How chatbot can return images and/or text from my own data in PDFs?

Hello,
I am trying to create AI chatbot with all my data in PDF. Those PDF file are full of images and text. I inserted in vector database, and when I query them, it shows me only the text from PDF, not the corresponding images or figure. How to embed the images from PDF, insert them in vector data base and the query them together with text?
I want the answer from chatbot to be both image and text .
Thanks a lot!

This sounds like a problem where you actually know the answer and can find it by just explaining the details to another developer and then you will see what you need.

Kind of like Rubber duck debugging but at a higher level.

This is often how I solve some of my harder problems but I also do it with pen and paper recording the details and then scratching out parts and changing others, etc.

Hint (Click triangle to expand)

If you are using only text to search the vector database then you need to add text related to the image into the vector database and when that is found include the image.

So where will you get text for the image?

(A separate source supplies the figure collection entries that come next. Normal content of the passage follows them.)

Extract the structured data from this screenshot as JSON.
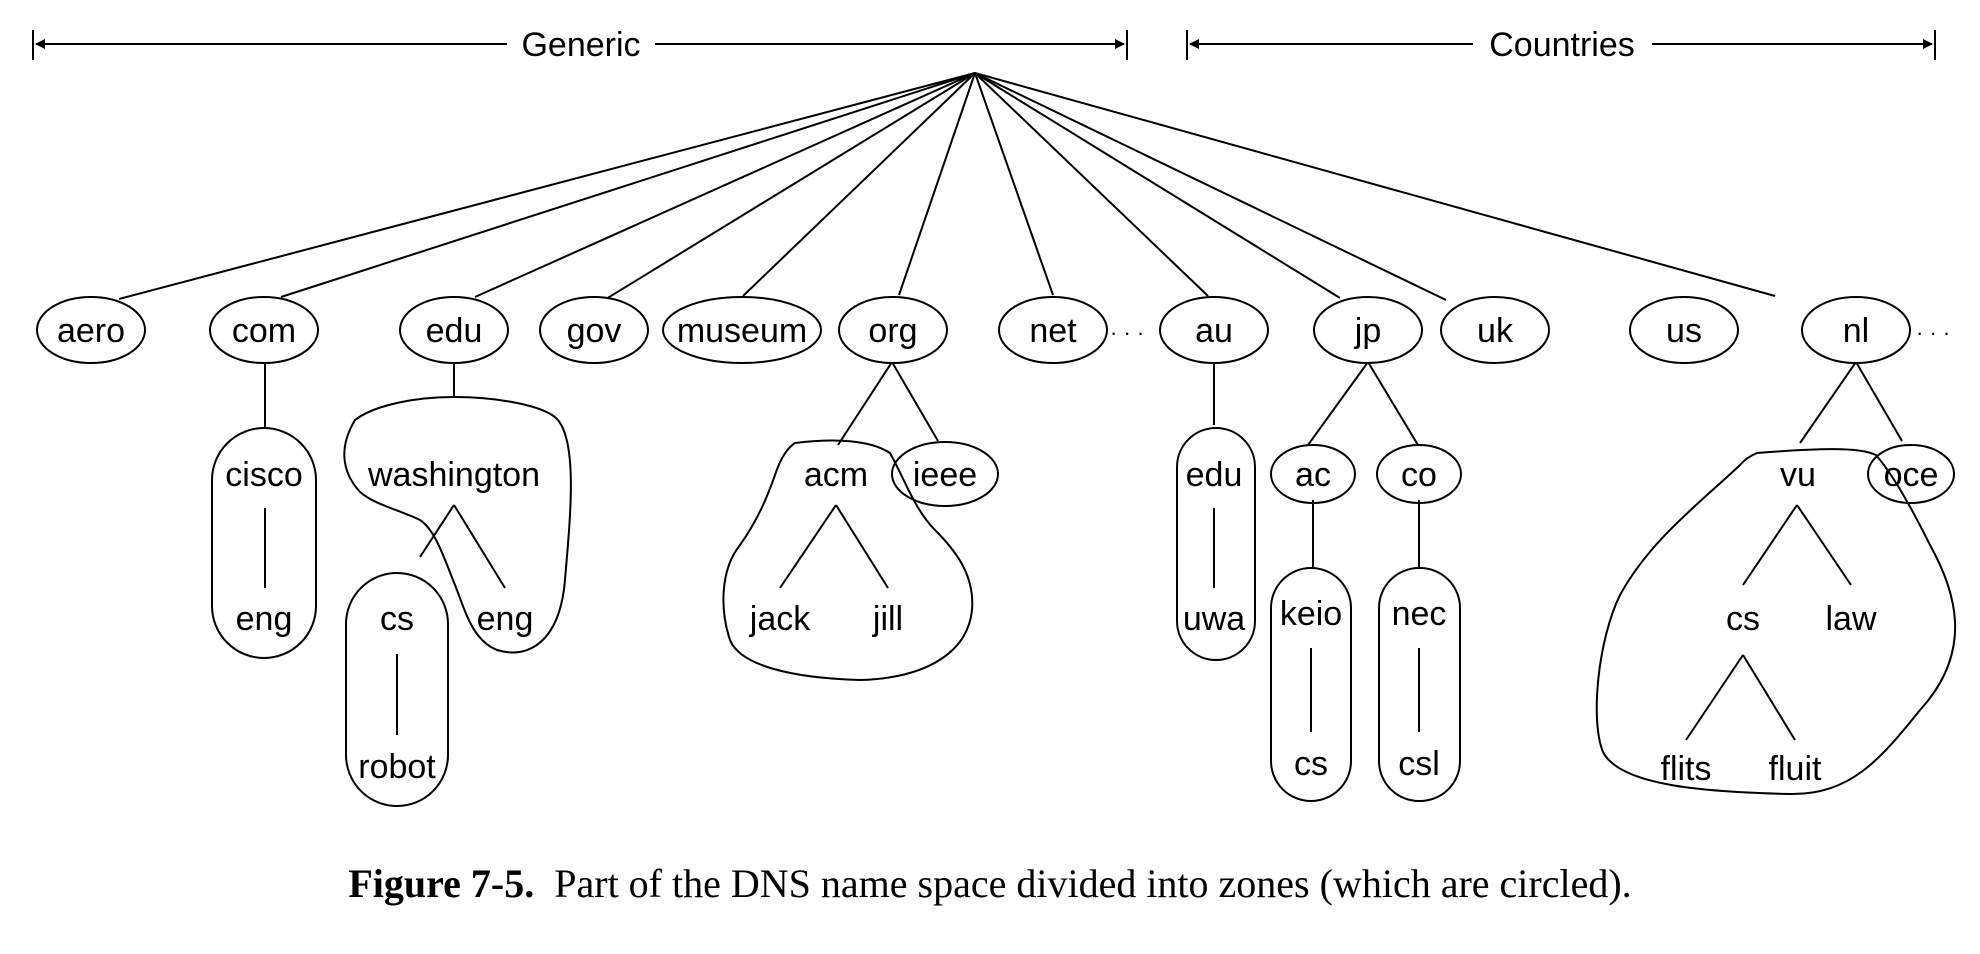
{
  "ranges": {
    "generic": "Generic",
    "countries": "Countries"
  },
  "nodes": {
    "aero": "aero",
    "com": "com",
    "edu": "edu",
    "gov": "gov",
    "museum": "museum",
    "org": "org",
    "net": "net",
    "au": "au",
    "jp": "jp",
    "uk": "uk",
    "us": "us",
    "nl": "nl",
    "cisco": "cisco",
    "com_eng": "eng",
    "washington": "washington",
    "wash_cs": "cs",
    "wash_eng": "eng",
    "robot": "robot",
    "acm": "acm",
    "ieee": "ieee",
    "jack": "jack",
    "jill": "jill",
    "au_edu": "edu",
    "uwa": "uwa",
    "ac": "ac",
    "co": "co",
    "keio": "keio",
    "keio_cs": "cs",
    "nec": "nec",
    "csl": "csl",
    "vu": "vu",
    "oce": "oce",
    "vu_cs": "cs",
    "law": "law",
    "flits": "flits",
    "fluit": "fluit"
  },
  "ellipsis": "· · ·",
  "caption": {
    "label": "Figure 7-5.",
    "text": "Part of the DNS name space divided into zones (which are circled)."
  }
}
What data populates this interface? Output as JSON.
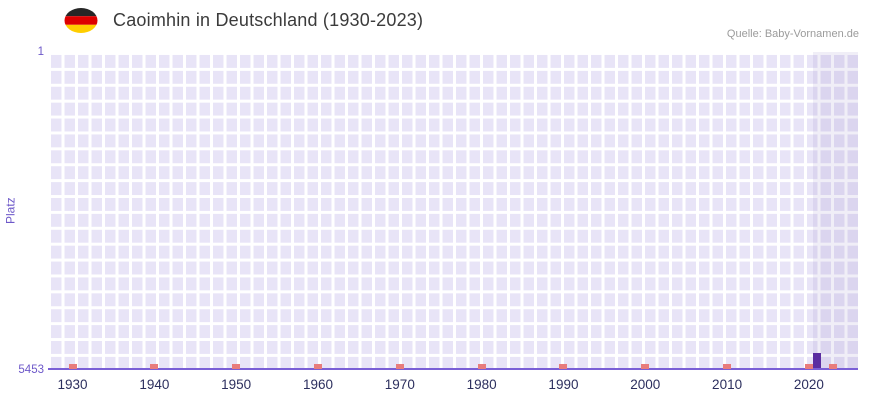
{
  "header": {
    "title": "Caoimhin in Deutschland (1930-2023)",
    "source": "Quelle: Baby-Vornamen.de",
    "flag_colors": [
      "#262626",
      "#dd0000",
      "#ffce00"
    ]
  },
  "chart_data": {
    "type": "bar",
    "title": "Caoimhin in Deutschland (1930-2023)",
    "ylabel": "Platz",
    "xlabel": "",
    "x_range": [
      1927,
      2026
    ],
    "x_ticks": [
      1930,
      1940,
      1950,
      1960,
      1970,
      1980,
      1990,
      2000,
      2010,
      2020
    ],
    "y_axis": {
      "top_label": "1",
      "bottom_label": "5453",
      "min": 1,
      "max": 5453,
      "inverted": true
    },
    "bars": [
      {
        "year": 2021,
        "rank": 5200
      }
    ],
    "unranked_years": [
      1930,
      1940,
      1950,
      1960,
      1970,
      1980,
      1990,
      2000,
      2010,
      2020,
      2023
    ],
    "highlight_band": {
      "start_year": 2020.5,
      "end_year": 2026
    },
    "grid": true,
    "legend": false,
    "colors": {
      "bar": "#5b2da1",
      "unranked_marker": "#e87c7c",
      "plot_background": "#e8e4f7",
      "grid_line": "#ffffff",
      "axis_line": "#7a5fd6",
      "highlight_band": "rgba(104,88,180,0.10)",
      "y_tick_label": "#6d58c9",
      "x_tick_label": "#2c2f5e",
      "title_text": "#3b3b3b",
      "source_text": "#9b9b9b"
    }
  }
}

  • Find associated text near the image. (Much easier said than done)
  • Check for meta data in the PDF for the image
  • Use OCR on the image to extract text
  • Use another AI to add tags for the image such as banana, Paris, etc.

which developer? I do not know how the embedding image from my own PDF files

Not trying to be funny.

You would talk with the duck, or imaginary duck.

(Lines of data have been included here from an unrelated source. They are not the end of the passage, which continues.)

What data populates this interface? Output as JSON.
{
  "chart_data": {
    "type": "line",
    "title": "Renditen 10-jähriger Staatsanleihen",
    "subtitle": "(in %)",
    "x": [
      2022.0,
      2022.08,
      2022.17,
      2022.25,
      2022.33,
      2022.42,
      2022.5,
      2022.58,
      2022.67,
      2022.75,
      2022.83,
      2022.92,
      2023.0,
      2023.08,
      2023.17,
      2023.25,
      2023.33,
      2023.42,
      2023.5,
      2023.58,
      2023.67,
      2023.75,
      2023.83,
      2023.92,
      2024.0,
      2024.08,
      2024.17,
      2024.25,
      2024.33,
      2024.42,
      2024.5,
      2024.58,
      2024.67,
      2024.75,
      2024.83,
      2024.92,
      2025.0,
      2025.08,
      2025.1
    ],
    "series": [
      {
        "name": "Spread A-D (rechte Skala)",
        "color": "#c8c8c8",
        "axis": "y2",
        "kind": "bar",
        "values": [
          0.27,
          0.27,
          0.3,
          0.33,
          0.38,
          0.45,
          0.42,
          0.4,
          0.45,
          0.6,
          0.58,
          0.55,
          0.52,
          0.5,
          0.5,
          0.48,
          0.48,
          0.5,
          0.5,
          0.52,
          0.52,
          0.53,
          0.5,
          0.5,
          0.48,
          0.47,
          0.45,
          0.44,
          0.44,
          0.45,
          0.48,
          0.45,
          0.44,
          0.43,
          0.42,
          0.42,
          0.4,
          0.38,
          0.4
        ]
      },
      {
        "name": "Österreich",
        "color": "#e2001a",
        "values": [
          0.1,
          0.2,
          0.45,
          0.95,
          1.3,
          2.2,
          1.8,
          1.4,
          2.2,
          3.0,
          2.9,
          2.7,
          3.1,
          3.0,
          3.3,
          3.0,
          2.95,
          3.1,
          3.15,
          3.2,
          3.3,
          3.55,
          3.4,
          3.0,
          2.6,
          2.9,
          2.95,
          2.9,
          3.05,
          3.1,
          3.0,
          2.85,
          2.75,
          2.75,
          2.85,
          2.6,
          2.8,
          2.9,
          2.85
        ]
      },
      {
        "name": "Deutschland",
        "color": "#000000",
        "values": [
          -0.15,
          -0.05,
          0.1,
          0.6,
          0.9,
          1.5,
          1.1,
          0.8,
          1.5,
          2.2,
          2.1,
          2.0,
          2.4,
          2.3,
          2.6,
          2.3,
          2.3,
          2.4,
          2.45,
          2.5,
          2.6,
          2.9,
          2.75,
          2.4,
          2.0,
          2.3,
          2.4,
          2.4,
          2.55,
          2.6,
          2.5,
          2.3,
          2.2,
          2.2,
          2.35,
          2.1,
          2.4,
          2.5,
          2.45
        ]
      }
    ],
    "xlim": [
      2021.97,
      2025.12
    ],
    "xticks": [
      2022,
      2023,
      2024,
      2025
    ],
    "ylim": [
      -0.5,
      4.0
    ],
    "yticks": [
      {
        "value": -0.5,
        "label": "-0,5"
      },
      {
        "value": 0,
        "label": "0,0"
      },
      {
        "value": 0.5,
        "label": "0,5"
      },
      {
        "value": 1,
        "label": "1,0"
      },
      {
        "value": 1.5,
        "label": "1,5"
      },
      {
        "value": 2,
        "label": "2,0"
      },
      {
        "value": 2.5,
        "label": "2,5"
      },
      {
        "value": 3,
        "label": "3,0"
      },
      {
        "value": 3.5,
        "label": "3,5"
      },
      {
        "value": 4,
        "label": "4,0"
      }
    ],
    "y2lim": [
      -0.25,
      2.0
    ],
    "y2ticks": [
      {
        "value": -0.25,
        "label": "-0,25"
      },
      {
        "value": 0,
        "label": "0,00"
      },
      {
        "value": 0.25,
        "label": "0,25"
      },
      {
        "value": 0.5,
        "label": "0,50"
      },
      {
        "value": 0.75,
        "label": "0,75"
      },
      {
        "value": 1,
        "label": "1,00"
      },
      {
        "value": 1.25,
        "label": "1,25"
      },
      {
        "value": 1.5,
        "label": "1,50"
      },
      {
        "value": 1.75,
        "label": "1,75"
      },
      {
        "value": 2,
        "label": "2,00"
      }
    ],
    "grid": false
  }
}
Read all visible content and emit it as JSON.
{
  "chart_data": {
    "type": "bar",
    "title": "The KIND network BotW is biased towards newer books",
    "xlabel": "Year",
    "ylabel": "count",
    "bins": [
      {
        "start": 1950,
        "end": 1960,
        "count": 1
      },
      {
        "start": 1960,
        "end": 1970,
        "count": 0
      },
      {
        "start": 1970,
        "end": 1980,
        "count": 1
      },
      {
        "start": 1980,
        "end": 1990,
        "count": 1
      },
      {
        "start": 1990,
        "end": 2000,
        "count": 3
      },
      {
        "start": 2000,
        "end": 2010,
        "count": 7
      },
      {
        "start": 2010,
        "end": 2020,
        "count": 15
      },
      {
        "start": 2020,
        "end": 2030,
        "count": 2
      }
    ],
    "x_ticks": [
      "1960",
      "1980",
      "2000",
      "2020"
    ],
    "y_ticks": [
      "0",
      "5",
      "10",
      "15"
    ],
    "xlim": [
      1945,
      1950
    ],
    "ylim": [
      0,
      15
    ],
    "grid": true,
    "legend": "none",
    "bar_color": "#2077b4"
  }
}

Don’t look at the hint but it might help you answer this question. Try to answer it on your own even if it takes hours of research or a few days of thinking, you will be happier in the end if you do. I have been working with PDFs and such for years so know what a PITA they are to get anything more than just the text.

Thanks! Can you be more detailed ?

In my PDFs, I have text and figures for better understanding the context

Did you peek at the hint?


First you have to understand that PDFs are essentially what I consider a canned website for one topic but created in a proprietary manner. If you ever take apart a PDF they have a programming language PostScript, resources like text, images, fonts, streams, etc.

If you are extracting info from a PDF and do not understand this then I take it you are using an API which is hiding the details for you to get at just the text. If so please note the details of that.

Once you are able to access the image , places to look for associated text

  • Near the image which is visible in the rendered PDF
  • In metadata with the image
  • In the image itself which would require OCR to extract the text
  • Using another AI to recognize parts of the image returning a textual description, e.g. CLIP, BLIP-2, etc.

Make sense? If not I don’t plan to write code, maybe some else can point you to something that exist in a paper or on GitHub.

For a good overview of the PDF file structure see:

Thanks a lot for your help and time! :grinning: :grinning: :grinning: :grinning: :grinning:

I can tell from that response you knew something you needed when you saw it and you probably knew enough to get to what you needed, you just did not know the right keywords. I know many think PDFs are like looking at raw text files or even more complicated like RDF but they are an entirely different game. Once you know their game, which is not easy, you are able to play ball.

Ran across this paper, which is a PDF, today in my moring current events review.

“The Visual Language of Fabrics” by Valentin Deschaintre, Julia Guerrero-Viu, Diego Gutierrez, Tamy Boubekeur, Belen Masia (pdf)

Noting it here for two reasons:

  • The PDF has images without text in the image but has related text with the images, think test case for your code.
  • The paper notes

We introduce text2fabric, a novel dataset that links free-text descriptions to various fabric materials. The dataset comprises 15,000 natural language descriptions associated to 3,000 corresponding images of fabric materials.

If you don’t see the connection, think more abstract.


While not directly related to your question I found the related browser to be quite interesting; it showcases the effectiveness of the technology.